Les témoignages des otages publiés juste après leur libération soutenaient que les mêmes ravisseurs étaient des gens convaincus de la justesse de leur cause et qui n’ont pas voulu mettre en péril la vie des otages (…). Quelles parties des interviewés est la plus vraisemblable? A cette question, Rivoire et Mellah ne répondent pas.
Il est intéressant de noter que l’article relève un empiètement américain sur une chasse-gardée française (Tchad, Angola, Gabon, etc.).
Cependant, il est des déclarations non référencées par les auteurs qui laissent pantois, notamment celle de Washington qui voit l’Algérie comme le pays le plus démocratique du monde arabe. Pour rappel, il y eu un malencontreux discours de Bush qui avait surtout noter les avancées démocratiques notables au Maroc devenu allié majeur non Otan des Etats-Unis.
Selon l’analyse publiée dans le monde diplomatique on relève aussi que l’Algérie serait promue à un avenir prometteur dans sa coopération avec le Etats-Unis en devenant un des Etats pivots dans le cadre du Grand Moyen-Orient. Un programme dont on a du mal à en préciser les contours.

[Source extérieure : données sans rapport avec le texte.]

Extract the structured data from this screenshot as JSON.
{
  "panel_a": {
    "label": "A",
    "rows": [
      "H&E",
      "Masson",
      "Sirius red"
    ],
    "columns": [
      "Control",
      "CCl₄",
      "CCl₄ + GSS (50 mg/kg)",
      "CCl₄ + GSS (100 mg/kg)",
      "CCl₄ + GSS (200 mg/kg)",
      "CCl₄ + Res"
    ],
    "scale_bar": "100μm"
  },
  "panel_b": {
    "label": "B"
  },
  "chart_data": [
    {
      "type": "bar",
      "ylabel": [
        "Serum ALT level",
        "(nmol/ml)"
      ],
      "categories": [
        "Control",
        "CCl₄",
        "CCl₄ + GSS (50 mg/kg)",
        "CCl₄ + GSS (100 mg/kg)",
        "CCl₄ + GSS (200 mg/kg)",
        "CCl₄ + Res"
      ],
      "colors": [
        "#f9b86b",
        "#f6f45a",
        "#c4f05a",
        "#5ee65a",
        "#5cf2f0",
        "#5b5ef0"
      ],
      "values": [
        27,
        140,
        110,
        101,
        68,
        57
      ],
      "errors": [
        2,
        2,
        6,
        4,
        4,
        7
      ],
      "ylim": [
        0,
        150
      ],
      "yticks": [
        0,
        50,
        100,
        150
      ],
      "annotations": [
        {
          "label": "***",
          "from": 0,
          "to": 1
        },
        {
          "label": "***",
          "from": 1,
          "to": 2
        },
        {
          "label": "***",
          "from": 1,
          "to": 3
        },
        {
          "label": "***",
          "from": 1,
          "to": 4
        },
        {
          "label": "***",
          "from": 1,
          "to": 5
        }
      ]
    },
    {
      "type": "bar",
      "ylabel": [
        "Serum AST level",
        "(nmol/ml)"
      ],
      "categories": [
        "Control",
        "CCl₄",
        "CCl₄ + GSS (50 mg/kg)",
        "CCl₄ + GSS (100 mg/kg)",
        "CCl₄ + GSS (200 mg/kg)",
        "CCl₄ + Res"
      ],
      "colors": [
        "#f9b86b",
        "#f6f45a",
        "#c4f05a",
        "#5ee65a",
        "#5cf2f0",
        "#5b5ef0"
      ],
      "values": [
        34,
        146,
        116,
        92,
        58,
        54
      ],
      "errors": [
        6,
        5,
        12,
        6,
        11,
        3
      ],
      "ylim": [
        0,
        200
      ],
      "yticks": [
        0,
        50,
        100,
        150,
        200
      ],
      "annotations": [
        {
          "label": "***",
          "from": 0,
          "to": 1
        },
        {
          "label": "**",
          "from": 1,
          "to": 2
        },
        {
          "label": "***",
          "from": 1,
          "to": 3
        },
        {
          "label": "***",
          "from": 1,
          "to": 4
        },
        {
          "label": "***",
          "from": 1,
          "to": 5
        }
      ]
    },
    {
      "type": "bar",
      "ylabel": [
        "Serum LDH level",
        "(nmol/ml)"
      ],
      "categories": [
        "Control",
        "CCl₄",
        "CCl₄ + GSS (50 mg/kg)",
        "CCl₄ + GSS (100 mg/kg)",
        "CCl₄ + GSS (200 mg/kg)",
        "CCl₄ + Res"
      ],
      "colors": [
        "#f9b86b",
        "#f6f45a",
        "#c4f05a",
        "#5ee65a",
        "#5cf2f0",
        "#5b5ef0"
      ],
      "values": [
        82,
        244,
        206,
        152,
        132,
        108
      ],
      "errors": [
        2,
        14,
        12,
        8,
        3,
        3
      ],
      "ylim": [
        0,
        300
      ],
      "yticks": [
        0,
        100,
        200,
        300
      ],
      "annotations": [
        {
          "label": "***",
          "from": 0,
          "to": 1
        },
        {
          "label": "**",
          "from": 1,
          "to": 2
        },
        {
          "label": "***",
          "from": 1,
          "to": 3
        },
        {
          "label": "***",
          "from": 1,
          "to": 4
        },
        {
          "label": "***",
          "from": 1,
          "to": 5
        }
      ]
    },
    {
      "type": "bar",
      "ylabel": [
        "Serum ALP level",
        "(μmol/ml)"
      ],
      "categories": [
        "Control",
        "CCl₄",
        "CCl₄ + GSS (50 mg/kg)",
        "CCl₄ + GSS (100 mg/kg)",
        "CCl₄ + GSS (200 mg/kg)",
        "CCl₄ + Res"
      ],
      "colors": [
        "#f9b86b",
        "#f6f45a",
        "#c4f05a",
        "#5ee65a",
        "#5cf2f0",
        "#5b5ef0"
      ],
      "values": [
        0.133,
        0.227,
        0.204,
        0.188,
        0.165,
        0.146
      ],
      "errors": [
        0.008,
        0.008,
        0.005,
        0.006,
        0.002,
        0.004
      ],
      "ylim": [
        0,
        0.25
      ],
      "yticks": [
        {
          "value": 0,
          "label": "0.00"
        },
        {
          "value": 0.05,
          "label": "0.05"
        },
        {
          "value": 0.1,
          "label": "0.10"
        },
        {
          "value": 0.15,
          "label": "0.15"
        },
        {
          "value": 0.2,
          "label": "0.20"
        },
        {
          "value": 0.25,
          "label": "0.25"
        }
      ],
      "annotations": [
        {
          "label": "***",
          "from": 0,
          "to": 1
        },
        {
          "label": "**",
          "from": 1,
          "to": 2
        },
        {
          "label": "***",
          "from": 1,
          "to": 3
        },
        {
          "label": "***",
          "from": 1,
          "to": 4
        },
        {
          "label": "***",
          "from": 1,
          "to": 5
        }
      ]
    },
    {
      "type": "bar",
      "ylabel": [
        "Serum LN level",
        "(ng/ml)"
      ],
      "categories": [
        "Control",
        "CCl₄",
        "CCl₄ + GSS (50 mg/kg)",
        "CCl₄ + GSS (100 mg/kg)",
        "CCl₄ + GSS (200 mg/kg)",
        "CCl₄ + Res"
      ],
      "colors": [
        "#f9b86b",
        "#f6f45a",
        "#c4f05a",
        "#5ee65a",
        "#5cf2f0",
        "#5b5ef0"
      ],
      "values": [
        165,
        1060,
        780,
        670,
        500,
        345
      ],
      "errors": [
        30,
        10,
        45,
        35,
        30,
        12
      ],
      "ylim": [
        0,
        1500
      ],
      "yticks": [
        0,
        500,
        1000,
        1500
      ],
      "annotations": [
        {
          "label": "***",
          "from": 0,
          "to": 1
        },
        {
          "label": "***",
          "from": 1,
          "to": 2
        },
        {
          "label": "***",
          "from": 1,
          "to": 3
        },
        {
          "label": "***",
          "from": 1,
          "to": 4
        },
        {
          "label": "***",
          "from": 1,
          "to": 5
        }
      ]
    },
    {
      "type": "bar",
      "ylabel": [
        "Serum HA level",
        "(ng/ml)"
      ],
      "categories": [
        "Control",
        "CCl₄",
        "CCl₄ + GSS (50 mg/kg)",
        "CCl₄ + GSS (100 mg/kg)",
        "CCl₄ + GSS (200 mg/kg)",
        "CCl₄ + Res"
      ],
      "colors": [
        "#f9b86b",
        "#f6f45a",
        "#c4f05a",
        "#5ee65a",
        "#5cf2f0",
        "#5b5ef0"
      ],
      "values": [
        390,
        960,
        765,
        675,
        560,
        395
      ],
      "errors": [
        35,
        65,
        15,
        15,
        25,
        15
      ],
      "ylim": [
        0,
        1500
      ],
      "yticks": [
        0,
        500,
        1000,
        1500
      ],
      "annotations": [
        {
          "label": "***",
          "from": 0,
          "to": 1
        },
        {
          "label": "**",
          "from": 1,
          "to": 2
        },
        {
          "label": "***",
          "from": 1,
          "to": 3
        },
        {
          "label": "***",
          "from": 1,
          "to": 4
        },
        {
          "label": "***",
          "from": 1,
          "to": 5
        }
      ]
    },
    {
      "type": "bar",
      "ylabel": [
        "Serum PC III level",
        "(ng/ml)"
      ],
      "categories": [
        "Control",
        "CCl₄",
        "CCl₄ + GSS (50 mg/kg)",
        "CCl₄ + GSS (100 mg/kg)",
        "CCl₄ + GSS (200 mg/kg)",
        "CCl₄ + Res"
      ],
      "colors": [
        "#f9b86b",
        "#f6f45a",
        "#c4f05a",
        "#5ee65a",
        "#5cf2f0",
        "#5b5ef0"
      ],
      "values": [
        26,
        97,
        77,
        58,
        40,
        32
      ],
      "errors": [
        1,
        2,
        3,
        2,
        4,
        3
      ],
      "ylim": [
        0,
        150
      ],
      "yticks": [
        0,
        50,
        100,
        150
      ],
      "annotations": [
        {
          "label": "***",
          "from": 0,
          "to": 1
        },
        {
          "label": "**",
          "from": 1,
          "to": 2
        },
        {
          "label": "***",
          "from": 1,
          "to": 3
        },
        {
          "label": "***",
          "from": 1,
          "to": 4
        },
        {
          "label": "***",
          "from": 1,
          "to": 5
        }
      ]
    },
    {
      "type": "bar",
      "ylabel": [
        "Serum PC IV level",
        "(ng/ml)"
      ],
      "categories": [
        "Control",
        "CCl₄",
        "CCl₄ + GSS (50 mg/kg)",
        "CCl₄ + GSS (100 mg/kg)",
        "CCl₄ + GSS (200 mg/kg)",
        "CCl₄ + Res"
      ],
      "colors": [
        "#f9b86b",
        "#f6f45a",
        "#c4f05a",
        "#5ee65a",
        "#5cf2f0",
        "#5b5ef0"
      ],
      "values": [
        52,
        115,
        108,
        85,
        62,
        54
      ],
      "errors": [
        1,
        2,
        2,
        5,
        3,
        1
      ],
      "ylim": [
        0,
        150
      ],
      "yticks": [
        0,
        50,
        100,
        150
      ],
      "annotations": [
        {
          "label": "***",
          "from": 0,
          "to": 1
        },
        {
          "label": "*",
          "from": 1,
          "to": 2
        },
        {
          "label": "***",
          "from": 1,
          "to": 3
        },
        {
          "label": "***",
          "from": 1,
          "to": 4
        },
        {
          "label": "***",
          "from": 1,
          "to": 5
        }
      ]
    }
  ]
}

Quant à El-Para, selon Rivoire qui se réfère à la presse algérienne, celui-ci depuis ses geôles, soutiendrait l’amnistie générale dont les contours comme on le sait ne sont pas encore précisés.
Amine Esseghir

1- On avait dit que le numéro du Monde Diplomatique en question avait été censuré, mais il a été tout de même reçu par les abonnés (sic). D’autre part, le numéro est disponible sur le site Internet un mois après sa sortie en kiosque. Si l’article n’a qu’une valeur conjoncturelle, il chute tout de même sur «selon le quotidien l’Expression, le contrebandier Mokhtar Belmokhtar et ses hommes – présentés de longue date comme liés au GSPC – seraient dorénavant dans le collimateur des
autorités : «Depuis l’affaire de l’enlèvement des touristes européens dans le Grand Sud algérien, ce groupe est devenu la bête noire de tous les services secrets occidentaux. » affaire à suivre…
2- Jean Baptiste Rivoire soutient, à travers nombre de ses écrits et œuvres télévisuelles entre autres, que les moines de Tibhirine ont été tués par les services de sécurité, et les attentats de Paris de 1995 ont été fomentés par les services de sécurité algériens. Dans le premier cas, on sait depuis le témoignage d’un des moines qui a échappé à l’enlèvement, les enregistrements des communications téléphoniques entre l’ambassade de France à Alger avec le ravisseurs et le récit du terroriste repenti Ali Benhadjar, que les moines ont été enlevés par un groupe du GIA sur ordre de Djamel Zitouni. Quant aux attentats de Paris, les témoignages des proches de Zitouni (notamment Omar Chikhi, un des fondateurs du GIA) ne laissent planer aucun doute quant au désir du maître du GIA de l’époque à mener la guerre en France pour contraindre Paris à ne plus soutenir Alger.
3 – C’est du moins le point essentiel relevé après la visite de la ministre française de la Défense en Algérie, Michèle Alliot Marie, en juillet 2004.
4 -Il y a eu plus de 100 étrangers tués en Algérie durant les violences terroristes dont un grand nombre de Français.